French Feasts: 299 Traditional Recipes for Family Meals & Gatherings

By Stéphane Reynaud
Stewart, Tabori, & Chang

In my humble opinion, French food is where it’s at. This is a cuisine responsible for the five mother sauces, a cuisine that wholeheartedly embraces flaky pastry, a cuisine that loves cream, cheese, and butter! Needless to say, I was incredibly excited to review French Feasts, and when it arrived, I was shocked to find a massive tome of a cookbook on my front porch. This is a serious book, so large it comes with a built-in bookmark. I’m happy to report that the recipes didn’t disappoint, and that the book itself is perhaps the most charming cookbook I’ve ever encountered.

Thumbing through a French cookbook that includes 299 recipes laid out over 400 pages is no easy feat. I didn’t know where to start, so I started at the most obvious place: the beginning. I curled up in bed with a highlighter and post-its and got to work looking over the book’s ten core sections: Charcuterie Anything Goes; Long Live Offal; A Dozen Eggs; What Lovely Vegetables; Moo, Bah, Oink; Poultry; Game Galore; Fish & Shellfish; A Bit of Cheese to Finish my Bread; and Sweet, Sweeter, Saccharine.

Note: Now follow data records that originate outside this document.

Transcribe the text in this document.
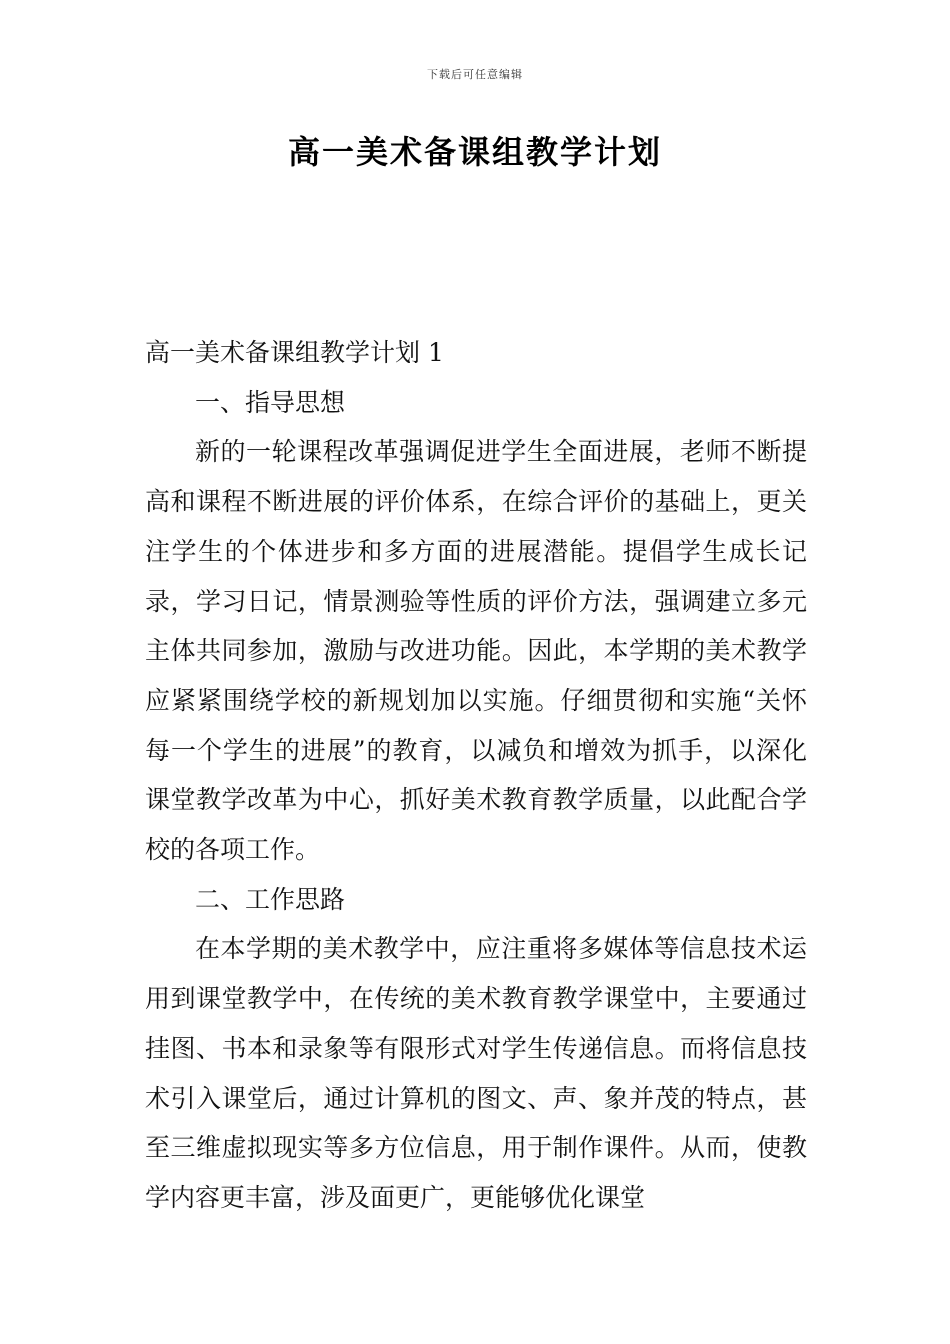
下载后可任意编辑
高一美术备课组教学计划

高一美术备课组教学计划 1

一、指导思想

新的一轮课程改革强调促进学生全面进展，老师不断提高和课程不断进展的评价体系，在综合评价的基础上，更关注学生的个体进步和多方面的进展潜能。提倡学生成长记录，学习日记，情景测验等性质的评价方法，强调建立多元主体共同参加，激励与改进功能。因此，本学期的美术教学应紧紧围绕学校的新规划加以实施。仔细贯彻和实施“关怀每一个学生的进展”的教育，以减负和增效为抓手，以深化课堂教学改革为中心，抓好美术教育教学质量，以此配合学校的各项工作。

二、工作思路

在本学期的美术教学中，应注重将多媒体等信息技术运用到课堂教学中，在传统的美术教育教学课堂中，主要通过挂图、书本和录象等有限形式对学生传递信息。而将信息技术引入课堂后，通过计算机的图文、声、象并茂的特点，甚至三维虚拟现实等多方位信息，用于制作课件。从而，使教学内容更丰富，涉及面更广，更能够优化课堂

This loving opus to French food details the types of elaborate meals many French families share around their table; it even speaks fondly of what I like to refer to as “the nasty bits.” The first few chapters piqued my morbid curiosity. As an omnivore, I appreciate cultures that respect the animals they slaughter enough to make use of all their parts. That being said, I can’t bring myself to eat many of these slippery, slimy things. Perhaps I’m not very adventurous, but offal (entrails and internal organs) will never be my thing. So, as much fun as it was to read about making pig's head sausage in red wine, calf’s liver with lemon, and beef tongue in medeira sauce, I don’t think I’ll be feasting on any of those things anytime soon.

I knew I couldn’t test every recipe, so instead I focused on those that had ingredients that were affordable and easy to come by, as well as dishes that could seamlessly fit into my regular rotation of meals. I can’t recommend any dessert recipes quite yet, as I haven’t had the nerve to tackle them—not because they seem difficult, but because I’m afraid of what I might do if left alone with dozens of Chantilly cream pastries.

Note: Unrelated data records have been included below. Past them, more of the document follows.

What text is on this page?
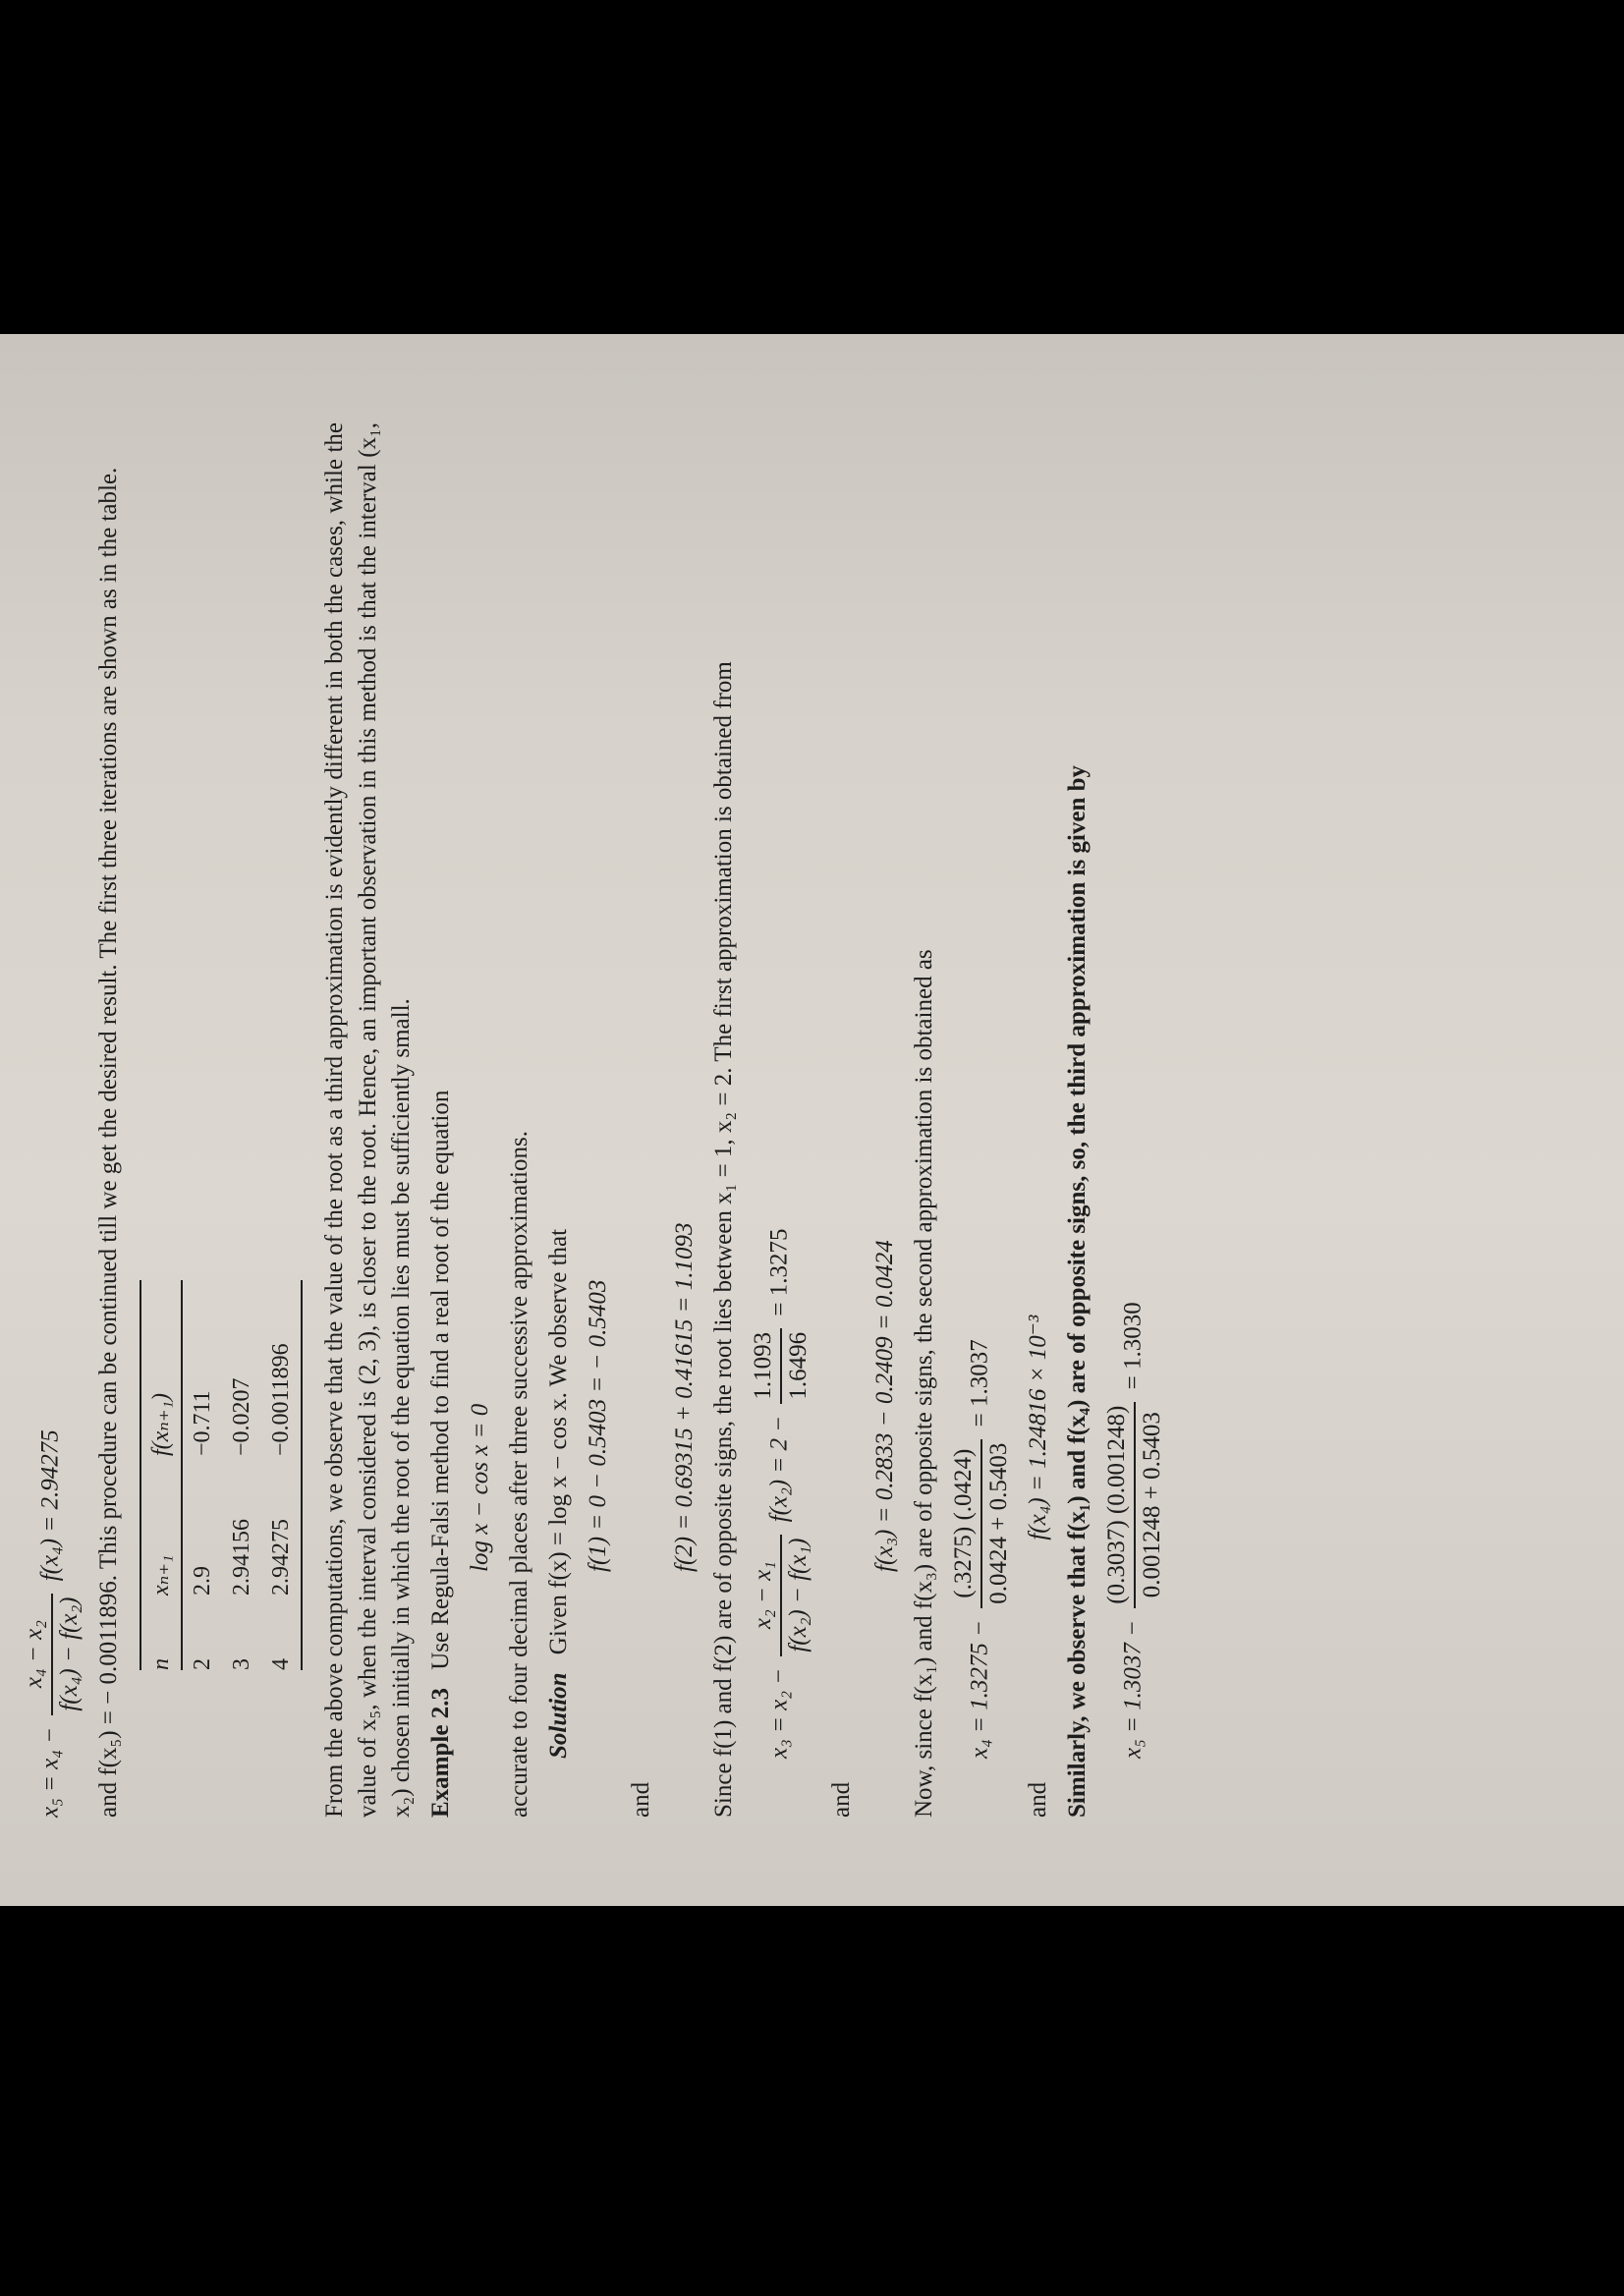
x₅ = x₄ −
x₄ − x₂ f(x₄) − f(x₂)
f(x₄) = 2.94275	and f(x₅) = − 0.0011896. This procedure can be continued till we get the desired result. The first three iterations are shown as in the table. n	xₙ₊₁	f(xₙ₊₁)
2	2.9	−0.711
3	2.94156	−0.0207
4	2.94275	−0.0011896 From the above computations, we observe that the value of the root as a third approximation is evidently different in both the cases, while the value of x₅, when the interval considered is (2, 3), is closer to the root. Hence, an important observation in this method is that the interval (x₁, x₂) chosen initially in which the root of the equation lies must be sufficiently small. Example 2.3 Use Regula-Falsi method to find a real root of the equation log x − cos x = 0 accurate to four decimal places after three successive approximations. Solution Given f(x) = log x − cos x. We observe that f(1) = 0 − 0.5403 = − 0.5403
and
f(2) = 0.69315 + 0.41615 = 1.1093 Since f(1) and f(2) are of opposite signs, the root lies between x₁ = 1, x₂ = 2. The first approximation is obtained from	x₃ = x₂ −
x₂ − x₁ f(x₂) − f(x₁)
f(x₂) = 2 −
1.1093 1.6496
= 1.3275
and
f(x₃) = 0.2833 − 0.2409 = 0.0424 Now, since f(x₁) and f(x₃) are of opposite signs, the second approximation is obtained as	x₄ = 1.3275 −
(.3275) (.0424) 0.0424 + 0.5403
= 1.3037
and f(x₄) = 1.24816 × 10⁻³ Similarly, we observe that f(x₁) and f(x₄) are of opposite signs, so, the third approximation is given by	x₅ = 1.3037 −
(0.3037) (0.001248) 0.001248 + 0.5403
= 1.3030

French Feasts takes a pretty straightforward, almost comically simple approach to food that we’ve all been told is difficult to prepare. I can clearly picture movie scenes where someone is anxiously checking their soufflé, only to find that it’s deflated in the oven. My cheese soufflé, as instructed by French Feasts, turned out perfectly. It really was like digging into a cheesy, ethereal cloud.

Next up, and one of my all time favorites, French onion soup. Despite my long-standing love of onions, I’d actually never made this soup at home. French Feasts’ version was ridiculously simple, though it was actually called “onion soup for digestion.” It only called for seven ingredients, including olive oil, salt, and pepper. Though it pained me to purchase Gruyere cheese at fifteen bucks a pound, I found a lovely woman at the farmer’s market who cut me a deal on a decent sized hunk. The soup was earthy and cheesy, and the caramelized onions were out of this world; it was basically heaven in a bowl.

Other standouts included hard-boiled eggs topped with homemade mayo all atop mixed greens, my first ever Niçoise salad (so briny, so salty, so complex, so delicious), and emulsion of creamed cauliflower that I now use in place of mashed potatoes.

Aside from the killer recipes, I have to take a second to gush about how charming this cookbook is. It’s in French and English and features drool-worthy color photographs and profiles of French food figures, such as butchers and bakers (no candlestick makers). There are also endearing illustrations and ingredient lists that include things like Basque country fandango CDs. This really is a cookbook that I will go back to over the years and explore over and over again… if all the butter doesn’t kill me first.